On cell typing with marker genes

Our basic recommendation is this: relying on a few marker genes alone will not produce successful cell typing.

Spatial transcriptomics data has two features that make marker genes challenging to use.

Background: cells’ expression profiles can include two kinds of false counts: these platforms sometimes see transcripts that aren’t present (false detections), and errors in cell segmentation lead transcripts from one cell to be assigned to its neighbor. Both these phenomena lead to marker genes being counted in cells where they aren’t truly present.
Variable signal strength / false negative detection: tissues and cells vary widely in how efficiently existing RNA molecules are read. Thus genes with low expression are easily missed in many cells.

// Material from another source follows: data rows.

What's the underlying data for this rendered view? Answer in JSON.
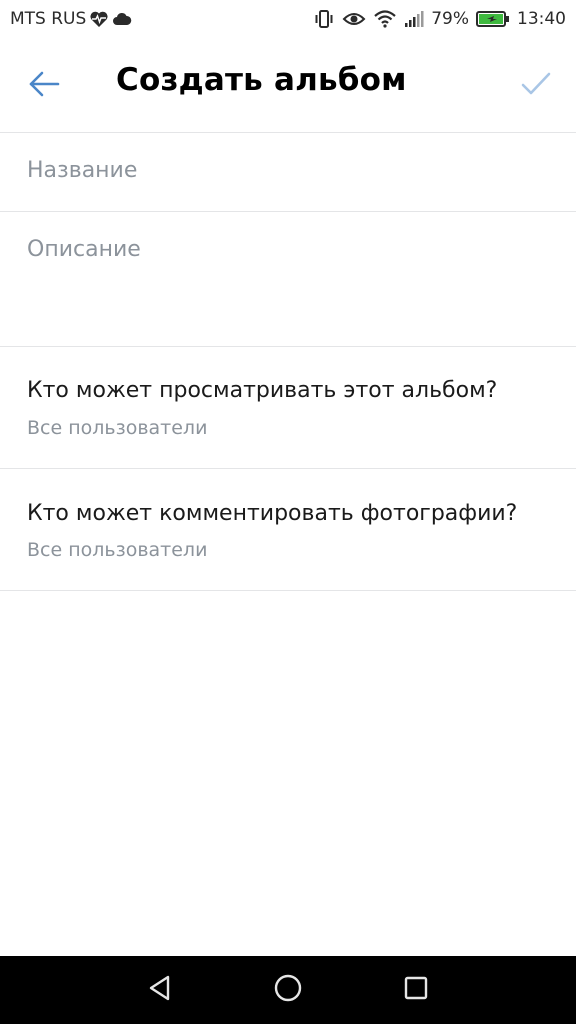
{
  "status_bar": {
    "carrier": "MTS RUS",
    "battery_percent": "79%",
    "time": "13:40"
  },
  "toolbar": {
    "title": "Создать альбом"
  },
  "form": {
    "name_placeholder": "Название",
    "description_placeholder": "Описание"
  },
  "settings": [
    {
      "title": "Кто может просматривать этот альбом?",
      "value": "Все пользователи"
    },
    {
      "title": "Кто может комментировать фотографии?",
      "value": "Все пользователи"
    }
  ],
  "colors": {
    "accent": "#4a86c8",
    "done_inactive": "#a9c6e6",
    "divider": "#e4e5e7",
    "secondary_text": "#8c939b"
  },
  "icons": {
    "back": "arrow-left-icon",
    "done": "check-icon",
    "nav_back": "triangle-back-icon",
    "nav_home": "circle-home-icon",
    "nav_recents": "square-recents-icon"
  }
}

Applying the above phenomena to FOXP3, the canonical marker for Treg cells, we can envision non-Treg cells with spurious FOXP3 coming from false detections or contamination from a neighboring Treg (error mode 1 above), and we can imagine Treg cells where FOXP3 isn’t detected (error mode 2 above). A cell typing regime that applied an expression threshold to FOXP3 would be unacceptably error-prone.

Instead of using marker genes, we recommend cell typing using most or all of cells’ expression profiles. The data for a single gene in a single cell is noisy, but the evidence from a complete expression profile is much more stable. Given clusters derived from all or most of your panel, marker genes are useful for annotating clusters. E.g., if a cluster is enriched in FOXP3, you can safely label it Tregs.

As an advanced approach, we have had success cell typing using smoothed expression of marker genes. We replace each cell’s observed profile with the average profile of the 20+ cells that have the most similar expression profiles to it. This essentially performs a variance-bias tradeoff: we bias a cell to look like its neighbors in expression space, but we greatly cut down the noise in the expression level. Cell typing based on marker genes in this smoothed data can be successful.